Le grand congrès de l'ASCO (American society of clinical oncology) se déroule jusqu'à mardi à Chicago. Comme chaque année, beaucoup d'innovations et d'avancées sont présentées. Mais progresse-t-on réellement dans la lutte contre le cancer ?
Christophe Le Tourneau* : Le taux de guérison était de 20% avant la Seconde Guerre mondiale. Avec l'arrivée de la chimiothérapie, nous sommes passés à 50%. Essentiellement en guérissant des maladies hématologiques et certains cancers dits "solides" comme les cancers du testicule, qui répondent très bien à ce traitement. Ensuite, dans les années 2000, grâce à une meilleure connaissance de la biologie du cancer, nous avons découvert les thérapies ciblées. Le taux de guérison a atteint 55%. Avec l'immunothérapie, ce taux a encore progressé, à 60%. Ce sont des ordres de grandeur bien sûr, mais on voit bien que l'on n'a pas encore résolu le problème.

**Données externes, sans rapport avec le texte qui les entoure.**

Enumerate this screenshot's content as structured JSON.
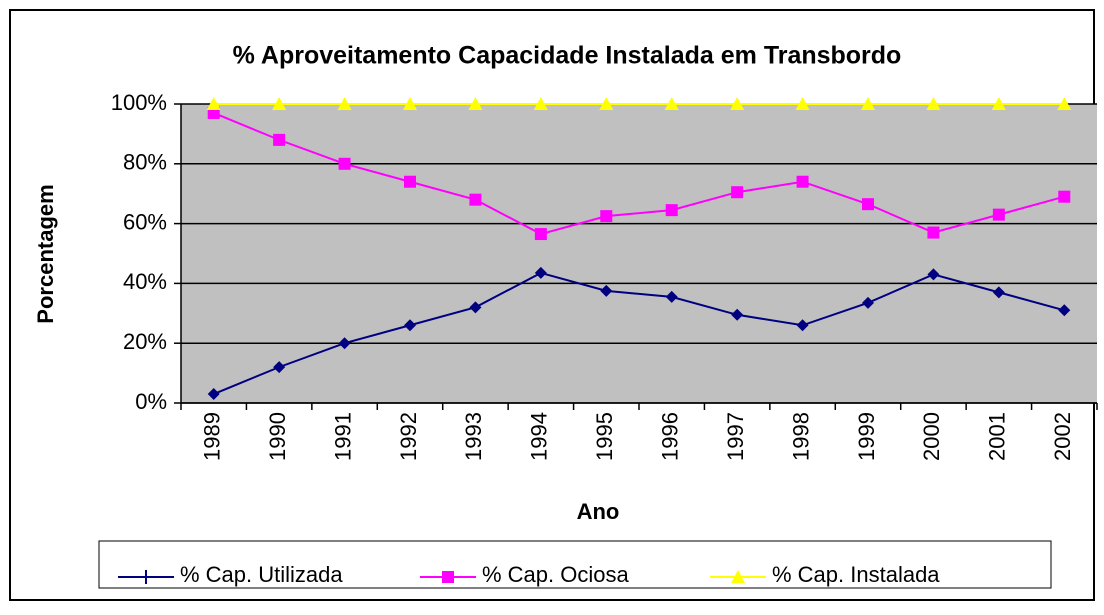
{
  "chart_data": {
    "type": "line",
    "title": "% Aproveitamento Capacidade Instalada  em Transbordo",
    "x_label": "Ano",
    "y_label": "Porcentagem",
    "categories": [
      "1989",
      "1990",
      "1991",
      "1992",
      "1993",
      "1994",
      "1995",
      "1996",
      "1997",
      "1998",
      "1999",
      "2000",
      "2001",
      "2002"
    ],
    "series": [
      {
        "name": "% Cap. Utilizada",
        "color": "#000080",
        "values": [
          3,
          12,
          20,
          26,
          32,
          43.5,
          37.5,
          35.5,
          29.5,
          26,
          33.5,
          43,
          37,
          31
        ]
      },
      {
        "name": "% Cap. Ociosa",
        "color": "#ff00ff",
        "values": [
          97,
          88,
          80,
          74,
          68,
          56.5,
          62.5,
          64.5,
          70.5,
          74,
          66.5,
          57,
          63,
          69
        ]
      },
      {
        "name": "% Cap. Instalada",
        "color": "#ffff00",
        "values": [
          100,
          100,
          100,
          100,
          100,
          100,
          100,
          100,
          100,
          100,
          100,
          100,
          100,
          100
        ]
      }
    ],
    "ylim": [
      0,
      100
    ],
    "yticks": [
      {
        "value": 0,
        "label": "0%"
      },
      {
        "value": 20,
        "label": "20%"
      },
      {
        "value": 40,
        "label": "40%"
      },
      {
        "value": 60,
        "label": "60%"
      },
      {
        "value": 80,
        "label": "80%"
      },
      {
        "value": 100,
        "label": "100%"
      }
    ],
    "grid": true,
    "legend": "bottom"
  }
}
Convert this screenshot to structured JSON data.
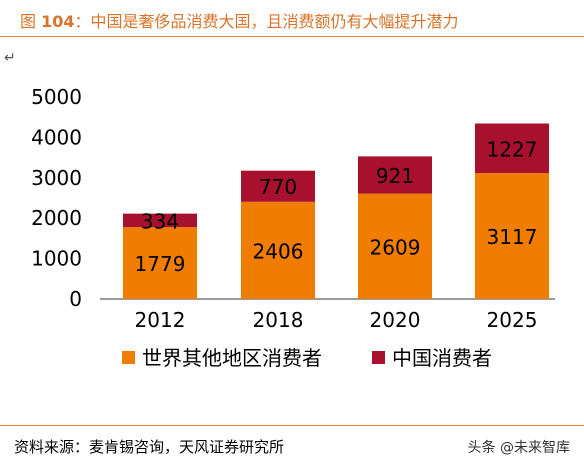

Le cancer fait toujours peur, et pour cause ! Tous les ans, en juin, on est très heureux des progrès considérables que nous réalisons, mais malheureusement beaucoup de patients meurent encore de leur cancer. C'est très différent de ce qu'il s'est passé pour le Sida avec la mise au point de traitements efficaces en dix ans. Les patients atteints de Sida ont désormais la même espérance de vie que le reste de la population, avec peu d'effets secondaires de leurs médicaments. Nous en sommes encore loin en cancérologie, car le cancer est une maladie bien plus complexe. Nous réussissons à prolonger la vie des patients en rechute ou atteints de maladies métastatiques, mais le plus souvent, nous ne les guérissons pas.
Vous tenez un discours rare pour un cancérologue...
Ne vous méprenez pas. Je suis optimiste, et je suis ravi de tous les résultats qui sont présentés. Bien sûr qu'il y a de l'espoir. Mais il faut quand même modérer les propos. Si nous prenons un peu du recul, nous voyons que nos résultats ne sont pas satisfaisants. Je suis toujours très vigilant à ne pas créer de faux espoirs. Clamer, comme on peut parfois le lire, que l'on a trouvé comment vaincre cette maladie alors que les résultats présentés en sont au stade préclinique (sur les animaux, NDLR), c'est toujours difficile pour les patients qui nous appellent ensuite en croyant que l'on va pouvoir les guérir.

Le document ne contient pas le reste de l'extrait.